For people who don’t live near each other—our group is scattered across Canada, the US, and the UK—games like Jackbox are a great way to socialize, especially during a pandemic.  In early 2020, during the worldwide Covid-19 lockdowns, publisher Jackbox Games struggled to keep up with a sudden influx of new players; jumping from 100 million players to 110 million in two months, according to this Washington Post article.  This meant completely overhauling their sites, ad copy, and even the way they’d envisioned playing the game.


Fortunately Jackbox is easy to start and stop, so different players can join in and leave as needed.  Rounds are generally short and there’s no minimum amount of players, though generally only 7-8 maximum and some games just aren’t as fun with only a few people.  For us Jackbox tends to be a commitment—we say we’ll just play for a few hours, or a few rounds, and suddenly it’s 2 am in my timezone and our UK friend has stayed up the entire night.  It’s fun and addictive and best of all, I can play it in my pyjamas.


Libraries have been offering games and spaces to play them in for years now.  Kitchener Public Library, for instance, has a collection of thirty different games, focused on helping children learn and grow, available to borrow with just a library card.  Other libraries offering games to their patrons include North Perth Public Library, Newfoundland & Labrador Public Libraries, and Spruce Grove Public Library.
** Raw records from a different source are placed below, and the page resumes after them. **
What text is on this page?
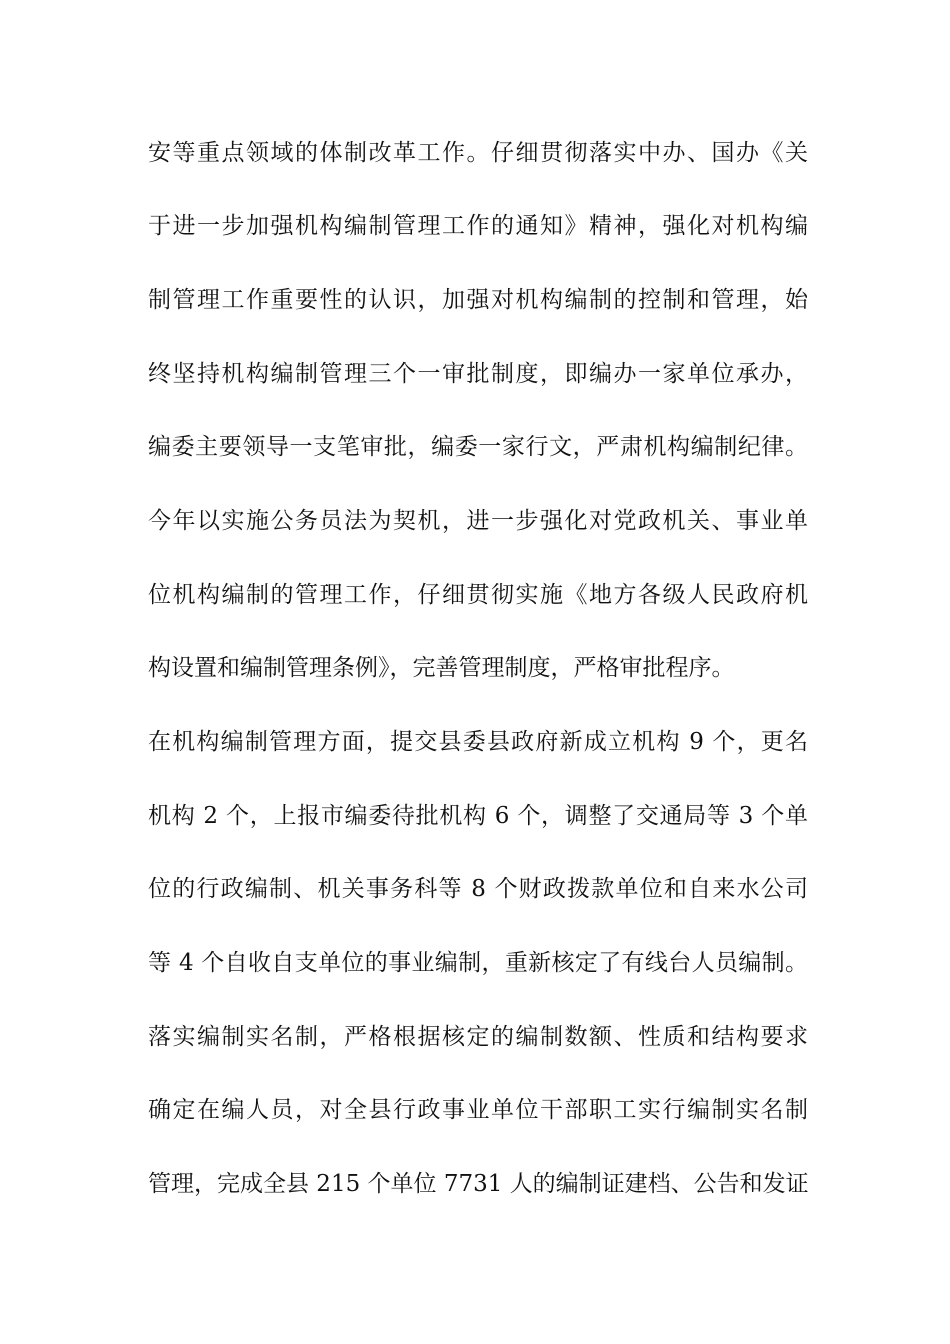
安等重点领域的体制改革工作。仔细贯彻落实中办、国办《关
于进一步加强机构编制管理工作的通知》精神，强化对机构编
制管理工作重要性的认识，加强对机构编制的控制和管理，始
终坚持机构编制管理三个一审批制度，即编办一家单位承办，
编委主要领导一支笔审批，编委一家行文，严肃机构编制纪律。
今年以实施公务员法为契机，进一步强化对党政机关、事业单
位机构编制的管理工作，仔细贯彻实施《地方各级人民政府机
构设置和编制管理条例》，完善管理制度，严格审批程序。
在机构编制管理方面，提交县委县政府新成立机构 9 个，更名
机构 2 个，上报市编委待批机构 6 个，调整了交通局等 3 个单
位的行政编制、机关事务科等 8 个财政拨款单位和自来水公司
等 4 个自收自支单位的事业编制，重新核定了有线台人员编制。
落实编制实名制，严格根据核定的编制数额、性质和结构要求
确定在编人员，对全县行政事业单位干部职工实行编制实名制
管理，完成全县 215 个单位 7731 人的编制证建档、公告和发证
Board games aren’t the only types of games libraries help support.  There’s video games and associated consoles, of course, but many libraries also have a focus on tabletop games like Dungeons & Dragons, which generally have an older audience.  Though I’ve personally never really gotten into that kind of roleplaying game, at least three of my friends have regularly scheduled sessions and we’ve discussed having our own little one-off game.  If we do manage to arrange that, I’d probably benefit from reading a game guide like Mordenkainen Presents: Monsters of the Multiverse or Dragons & Treasures by Jim Zub.


According to market research company Euromonitor International, Games & Puzzles became the fastest-growing toy market globally back in 2016—long before the current pandemic.  But that doesn’t mean the pandemic hasn’t affected sales, especially among those aged 20 and older.  Lockdowns meant lots of free time, not to mention digital fatigue; with everything moving online, sitting down to a physical game is often a welcome break for the mind.


Board games as a whole have improved through the years as their popularity grows.  While there are still the classics like Monopoly—also known as Monotony in my family—and Battleship, there are also plenty of newer games to occupy an evening.  These range from easy and quick—like Bananagrams—to updates of classics—like Catan Junior, geared more towards kids and new players—to more involved games like Gloomhaven, which contains almost 100 scenarios to play through and specialized mechanics to make each game completely unique.  Many games—Cards Against Humanity comes to mind—are also being geared more towards adults, especially those of us who still have the sense of humour of a 12-year-old. No matter your skill level or interest, there’s sure to be a board or tabletop game out there for you.


There’s a new patch coming out on April 12th for the MMORPG that my friends and I all met on, Final Fantasy XIV.  This means the servers will be down for most of the night while the game updates—and we have another opportunity to play Jackbox.  As the current reigning champion (no matter what my friends may claim) I have a duty to defend my crown—or at least make as many dinosaur references and dirty jokes as possible.